Ketiga, menggapai perubahan dan
menginspirasi masyarakat untuk berubah. Apa yang diimpikan Hugua adalah
Wakatobi yang berkemajuan. Dengan visi “terwujudnya surga nyata bawah laut
dipusat segitiga karang dunia” Wakatobi terus dipoles. Dengan tangan dinginnya
Wakatobi terus menunjukkan kemajuan. Semula tidak dikenal, lalu menjadi terkenal.
Pada awalnya, membayangkan Wakatobi berarti membayangkan gelombang tinggi, arus
kuat, dan matahari yang terik melampaui batas normal, serta masyarakatnya yang
berwatak ‘keras’. Jadilah orang tidak pernah berpikir bahkan menghindar untuk
ke Wakatobi. Namun lambat laun mindset ini mengalami perubahan, Wakatobi
kemudian menjadi idola baru, semua orang kemudian berhasrat untuk ke Wakatobi.
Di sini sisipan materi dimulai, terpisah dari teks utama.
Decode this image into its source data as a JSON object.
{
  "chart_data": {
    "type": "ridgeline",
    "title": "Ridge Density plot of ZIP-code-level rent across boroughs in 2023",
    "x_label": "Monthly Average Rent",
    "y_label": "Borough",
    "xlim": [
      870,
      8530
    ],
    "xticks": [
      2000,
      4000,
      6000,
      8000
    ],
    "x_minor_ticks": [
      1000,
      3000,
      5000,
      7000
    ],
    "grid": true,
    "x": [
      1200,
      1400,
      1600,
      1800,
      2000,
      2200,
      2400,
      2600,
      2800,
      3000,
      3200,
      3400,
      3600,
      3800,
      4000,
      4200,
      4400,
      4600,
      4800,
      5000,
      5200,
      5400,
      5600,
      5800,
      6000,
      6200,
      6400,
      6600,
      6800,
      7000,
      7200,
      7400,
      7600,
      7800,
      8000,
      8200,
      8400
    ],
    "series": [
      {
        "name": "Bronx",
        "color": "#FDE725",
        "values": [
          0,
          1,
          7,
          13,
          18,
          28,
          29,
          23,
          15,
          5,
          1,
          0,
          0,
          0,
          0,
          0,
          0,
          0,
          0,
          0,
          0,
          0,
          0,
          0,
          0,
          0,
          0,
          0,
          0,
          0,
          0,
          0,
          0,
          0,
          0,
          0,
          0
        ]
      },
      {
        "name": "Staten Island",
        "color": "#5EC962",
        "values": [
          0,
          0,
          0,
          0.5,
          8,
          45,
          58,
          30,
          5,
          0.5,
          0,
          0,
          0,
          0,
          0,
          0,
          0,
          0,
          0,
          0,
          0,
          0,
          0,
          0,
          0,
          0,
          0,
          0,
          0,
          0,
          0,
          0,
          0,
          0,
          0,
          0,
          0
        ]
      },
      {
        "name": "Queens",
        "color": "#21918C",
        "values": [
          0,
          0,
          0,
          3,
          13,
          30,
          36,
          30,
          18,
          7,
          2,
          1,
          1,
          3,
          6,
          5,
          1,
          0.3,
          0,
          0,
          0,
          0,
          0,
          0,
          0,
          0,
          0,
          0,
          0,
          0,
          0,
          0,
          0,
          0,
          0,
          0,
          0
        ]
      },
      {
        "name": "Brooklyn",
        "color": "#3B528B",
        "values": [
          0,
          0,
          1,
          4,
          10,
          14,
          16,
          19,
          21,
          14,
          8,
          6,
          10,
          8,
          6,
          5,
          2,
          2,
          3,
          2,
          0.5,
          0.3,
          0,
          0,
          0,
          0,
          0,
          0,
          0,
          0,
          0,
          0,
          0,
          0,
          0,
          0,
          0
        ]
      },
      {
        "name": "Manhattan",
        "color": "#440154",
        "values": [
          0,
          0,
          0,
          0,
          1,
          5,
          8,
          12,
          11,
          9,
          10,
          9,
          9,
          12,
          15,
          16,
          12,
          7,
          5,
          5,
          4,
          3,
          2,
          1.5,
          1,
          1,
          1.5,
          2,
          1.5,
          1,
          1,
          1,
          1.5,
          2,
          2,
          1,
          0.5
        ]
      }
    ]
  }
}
Para artis, tokoh nasional, pejabat negara, wisatawan manca negara dan
wisatawan lokal beramai-ramai ke Wakatobi. Laut yang semula dianggap angker,
ganas, penuh dengan makhluk laut yang buas, berubah menjadi tempat wisata
dengan sejuta pesona yang terkandung didalamnya. Situasi ini lambat laun
merubah cara pandang masyarakat yang pada akhirnya geliat ekonomi masyarakat
tumbuh dan berkembang. Keempat menekankan pada filosofi, nilai-nilai
inti (core values), dan berbagi. Pada setiap sambutannya Hugua
senantiasa menenkankan pada tiga hal, yaitu pentingnya meluruskan niat karena
lurusnya niat akan mempengaruhi aktivitas atau tindakan selanjutnya. Dalam
uraiannya tentang niat selalu mengutip hadits Nabi Muhammad SAW yang redaksinya
“Innamal a’malu binniyaat” (sesungguhnya amal itu tergantung niatnya).
Kemudian menekankan pentingnya usaha atau ikhtiar karena baginya perubahan
wajah Wakatobi sangat bergantung pada usaha pemerintah bersama masyarakat.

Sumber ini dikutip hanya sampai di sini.